Les Mardi de Sociologie du mois d’avril 2013
La deuxième rencontre « Les Mardi de Sociologie » aura lieu le Mardi 30 avril 2013 :
Présentation des travaux du Professeur Hassan Majdi :
« Le Culte des Saints et les Pèlerinages des Juifs au Maroc ? »
Présentation :
On ne peut parler des juifs du Maroc, investiguer les us et coutumes d’une communauté qui a
quitté en masse le pays pour le Canada, la France, les USA, le Venezuela, Israël…sans faire
référence à l’un des phénomènes les plus spécifiques de ce pays : le culte des saints.
En effet, les masses populaires juives croyaient obstinément au pouvoir d’intéresser de
nombreux rabbins dont la sépulture attirait des pèlerinages, le plus souvent dans la semaine
anniversaire de leur mort. Ces pèlerinages sont l’un des motifs majeurs des grandes
randonnées à travers le Maroc, des familles entières entreprennent parfois de longs et
périlleux voyages pour accomplir à date fixe, généralement « la Hillulah » le vœu de visiter la
tombe d’un saint parfois situé dans des zones difficilement accessibles.
On aurait pu penser que, lorsque les Juifs quittèrent en masse le Maroc, les structures
traditionnelles de la vénération des saints allaient s’effondrer, étant loin de leur milieu naturel,
des sépultures, du cadre socio-géographique et de l’organisation communautaires. Et de fait,
les grands problèmes de l’absorption matérielle qui ont secoué la grande majorité des
immigrants dans leur nouveau pays, ébranlèrent gravement les bases de la culture
traditionnelle des Marocains, y compris leur vénération de saints. Mais la profondeur de ce
phénomène populaire et sa forte attache au cadre religieux et social lui permirent non
seulement de survivre pendant les difficiles années 1950 et 1960, mais aussi d’accumuler des
forces qui lui permirent plus tard de reprendre et d’élargir le cadre de cette vénération.
L'hagiographie juive du Maroc cesse d'être un phénomène complètement local, limité à des
intérêts étroits. Elle exprime, au contraire, toute une identification avec les idéaux religieux de
tout le peuple juif et nécessite un effort continu de tous les fidèles : c'est là leur contribution
au salut du peuple entier. C'est d'ailleurs sur ce plan que l'on pourrait comprendre les liens
hagiographiques qui rattachaient la Terre Sainte au Maroc, il y a fort longtemps, et la
restauration du culte de ces mêmes saints « transférés » en Israël, après le grand exode des
Juifs.
Le retour des Saints juifs en Israël se fait souvent à travers les rêves de fidèles, ou parfois par
le transfert du corps, réel ou imaginaire, du saint. Cette situation de la transposition de
pratiques d’hagiolâtrie qui mobilisent de nouveaux symboles dans le contexte d’immigration
peut être analysée comme un processus d’« invention de la tradition».

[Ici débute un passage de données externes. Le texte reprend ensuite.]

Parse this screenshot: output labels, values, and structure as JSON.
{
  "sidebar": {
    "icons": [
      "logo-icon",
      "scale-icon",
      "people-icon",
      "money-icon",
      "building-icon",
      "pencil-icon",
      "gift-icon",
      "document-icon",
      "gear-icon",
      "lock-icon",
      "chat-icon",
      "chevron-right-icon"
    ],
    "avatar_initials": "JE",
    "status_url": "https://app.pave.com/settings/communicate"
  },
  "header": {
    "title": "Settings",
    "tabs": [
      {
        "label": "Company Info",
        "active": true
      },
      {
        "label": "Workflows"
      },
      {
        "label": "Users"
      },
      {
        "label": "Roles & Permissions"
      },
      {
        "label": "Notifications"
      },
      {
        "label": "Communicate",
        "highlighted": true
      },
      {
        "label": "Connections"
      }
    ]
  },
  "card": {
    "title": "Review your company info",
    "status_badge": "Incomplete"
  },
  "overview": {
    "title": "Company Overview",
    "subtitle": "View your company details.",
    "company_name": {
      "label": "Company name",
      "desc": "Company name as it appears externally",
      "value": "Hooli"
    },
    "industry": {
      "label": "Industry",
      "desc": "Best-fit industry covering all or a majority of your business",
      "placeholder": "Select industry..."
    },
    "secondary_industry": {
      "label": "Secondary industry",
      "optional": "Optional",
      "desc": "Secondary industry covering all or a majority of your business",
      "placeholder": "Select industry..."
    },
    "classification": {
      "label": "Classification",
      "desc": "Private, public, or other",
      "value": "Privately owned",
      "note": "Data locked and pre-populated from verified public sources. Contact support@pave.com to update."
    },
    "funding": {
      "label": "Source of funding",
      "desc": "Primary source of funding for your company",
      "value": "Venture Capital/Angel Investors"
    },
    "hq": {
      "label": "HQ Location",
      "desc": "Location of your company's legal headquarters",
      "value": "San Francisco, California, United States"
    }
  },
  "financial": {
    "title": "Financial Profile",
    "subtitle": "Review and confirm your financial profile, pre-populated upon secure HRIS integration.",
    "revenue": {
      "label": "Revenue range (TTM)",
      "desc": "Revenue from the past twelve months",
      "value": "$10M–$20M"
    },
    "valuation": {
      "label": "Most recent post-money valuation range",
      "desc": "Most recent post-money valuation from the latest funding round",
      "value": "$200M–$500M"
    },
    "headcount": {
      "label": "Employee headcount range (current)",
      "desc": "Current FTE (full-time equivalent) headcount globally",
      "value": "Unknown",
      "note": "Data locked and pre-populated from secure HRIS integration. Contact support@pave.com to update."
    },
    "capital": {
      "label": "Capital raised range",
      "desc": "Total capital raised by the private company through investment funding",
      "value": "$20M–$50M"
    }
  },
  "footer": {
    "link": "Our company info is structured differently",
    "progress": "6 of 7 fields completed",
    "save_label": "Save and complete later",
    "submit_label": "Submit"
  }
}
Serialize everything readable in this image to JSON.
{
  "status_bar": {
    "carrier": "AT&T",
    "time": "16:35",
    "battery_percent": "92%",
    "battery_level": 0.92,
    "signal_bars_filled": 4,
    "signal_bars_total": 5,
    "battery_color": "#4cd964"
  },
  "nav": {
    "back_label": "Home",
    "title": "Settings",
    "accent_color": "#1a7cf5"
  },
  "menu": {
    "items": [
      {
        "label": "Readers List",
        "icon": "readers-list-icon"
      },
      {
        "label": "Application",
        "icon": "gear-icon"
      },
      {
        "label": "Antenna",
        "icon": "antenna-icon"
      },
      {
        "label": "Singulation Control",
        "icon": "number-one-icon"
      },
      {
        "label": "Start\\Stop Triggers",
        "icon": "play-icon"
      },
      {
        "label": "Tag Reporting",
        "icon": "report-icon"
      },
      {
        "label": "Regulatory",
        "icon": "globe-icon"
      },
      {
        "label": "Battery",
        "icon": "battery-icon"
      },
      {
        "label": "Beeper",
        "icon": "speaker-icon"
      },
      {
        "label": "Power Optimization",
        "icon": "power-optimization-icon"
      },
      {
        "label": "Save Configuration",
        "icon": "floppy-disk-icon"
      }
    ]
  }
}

Ces cultes populaires juives présentent d’évidente analogie avec les cultes maraboutiques, la
coexistence harmonieuse et millénaire des Juifs et des Musulmans au Maroc et leur recours
indépendant au même phénomène culturel, ont donné naissance à des usages communs dans
la création des saints et l’accomplissement des rites pendant le pèlerinage.
Même si le phénomène hagiographique chez les Juifs du Maroc comporte des caractéristiques
spécifiquement juives, l’influence musulmane est tellement profonde et nette qu’il n’existe
souvent même pas de cloisons étanches entre les saints reconnus par les Musulmans et
célébrés par les Juifs ; c’est pourquoi, le même Tsaddik (Saint), le même Marabout, reçoivent
souvent et indistinctement la pieuse offrande des Juifs et des Musulmans.